Certificate Error Cosmos DB in Visual Code

[normanmartinez]

<Please be sure to remove any private information before submitting.>

Repro steps:
<Enter steps to reproduce issue>

Action: cosmosDB.createDocDBDatabase
Error type: DEPTH_ZERO_SELF_SIGNED_CERT
Error Message: self signed certificate

Version: 0.9.1
OS: win32

[nturinski]

Sorry for the late reply. Could you try setting http.proxyStrictSSL to false?

[galvesribeiro]

Hey folks!

I can confirm that changing VSCode proxyStrictSSL setting to False make it work as a workaround.

However, I think there must be another way of working this out built in by the extension. I'm on OSX and I'm unfortunately, I have to run the emulator on a Windows VM with Parallels since after so many years with CosmosDB out, we still don't have xplat emulator.

To make the web data explorer to work, I had to export the certificate as suggested in the docs and made it trusted on OSX Keychain. That would allow us to access the WebUI.

Setting the global VSCode proxyStrictSLL is a pretty big security flaw and to proper fix it we should go one of the following paths:

1. Make the extension to trust any certificate that is either explicitly set at the extension level settings the thumbprint. That scope the relaxed SSL settings to the extension; or
2. Allow people to generate their own certificates and add it to the emulator, so it would use their trusted certificates instead of the auto-generated one; or
3. Make VSCode to selectively allow specific thumbprints at the VSCode global level.

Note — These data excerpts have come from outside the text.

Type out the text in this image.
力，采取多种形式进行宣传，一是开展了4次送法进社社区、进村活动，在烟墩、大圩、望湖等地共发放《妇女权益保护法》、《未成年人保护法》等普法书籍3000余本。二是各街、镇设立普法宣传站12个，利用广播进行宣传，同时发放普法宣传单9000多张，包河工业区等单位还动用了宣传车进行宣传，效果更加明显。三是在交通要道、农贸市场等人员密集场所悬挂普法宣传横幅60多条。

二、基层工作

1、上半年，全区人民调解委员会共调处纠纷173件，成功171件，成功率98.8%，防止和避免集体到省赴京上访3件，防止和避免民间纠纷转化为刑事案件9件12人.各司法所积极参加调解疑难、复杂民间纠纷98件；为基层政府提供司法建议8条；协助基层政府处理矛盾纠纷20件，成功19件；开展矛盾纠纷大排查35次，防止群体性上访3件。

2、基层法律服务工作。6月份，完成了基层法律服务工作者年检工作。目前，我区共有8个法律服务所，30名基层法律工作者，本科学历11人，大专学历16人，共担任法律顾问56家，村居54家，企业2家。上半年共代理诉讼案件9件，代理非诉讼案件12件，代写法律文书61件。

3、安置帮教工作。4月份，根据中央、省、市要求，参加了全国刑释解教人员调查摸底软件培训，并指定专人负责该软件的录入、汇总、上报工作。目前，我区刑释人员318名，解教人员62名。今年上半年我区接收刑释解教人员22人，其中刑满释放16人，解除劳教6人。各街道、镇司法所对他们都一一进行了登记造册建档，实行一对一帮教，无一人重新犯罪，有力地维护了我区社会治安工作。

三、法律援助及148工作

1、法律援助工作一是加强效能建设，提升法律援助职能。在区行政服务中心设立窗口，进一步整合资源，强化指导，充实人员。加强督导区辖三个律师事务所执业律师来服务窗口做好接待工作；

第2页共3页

That would avoid the security risk and allow scenarios like mine, where I have an "external" client (VSCode) connecting to a "remote" emulator on the VM.

I believe option 1 is the easiest to tackle, but 2 is the more reliable.

To be honest, in my case, all that would be sorted by having a cross platform emulator (long late feature request made multiple times everywhere, but subject for another issue)...

I hope that help...

[AzCode-Bot]

This issue has become stale and is at risk of being closed. The community has 60 days to upvote the issue. If it receives 5 upvotes we will keep it open and take another look. If not, we will close it. To learn more about how we handle issues, please see our documentation.

Happy Coding!

[jongio]

I ran into this today and I'm hesitant to set
"http.proxyStrictSSL": false

Because I don't fully understand the security implications of doing so.

Jon

azsdke2e
azsdke2e1

[AzCode-Bot]

🙂 This feature request received a sufficient number of community upvotes and we moved it to our backlog. To learn more about how we handle feature requests, please see our documentation.

Happy Coding!

[klemmchr]

Is there an update to this? There needs to be a way to connect to the emulator via http or by ignoring the certificate on the other side. In a local development environment, it's unnecessary to enforce https when network is limited to localhost.

[szszoke]

I am also affected by this problem. My use case is a dev container that is running my development environment and a CosmosDB emulator.

I attach the database via connection string and I get an error about the self-signed certificate.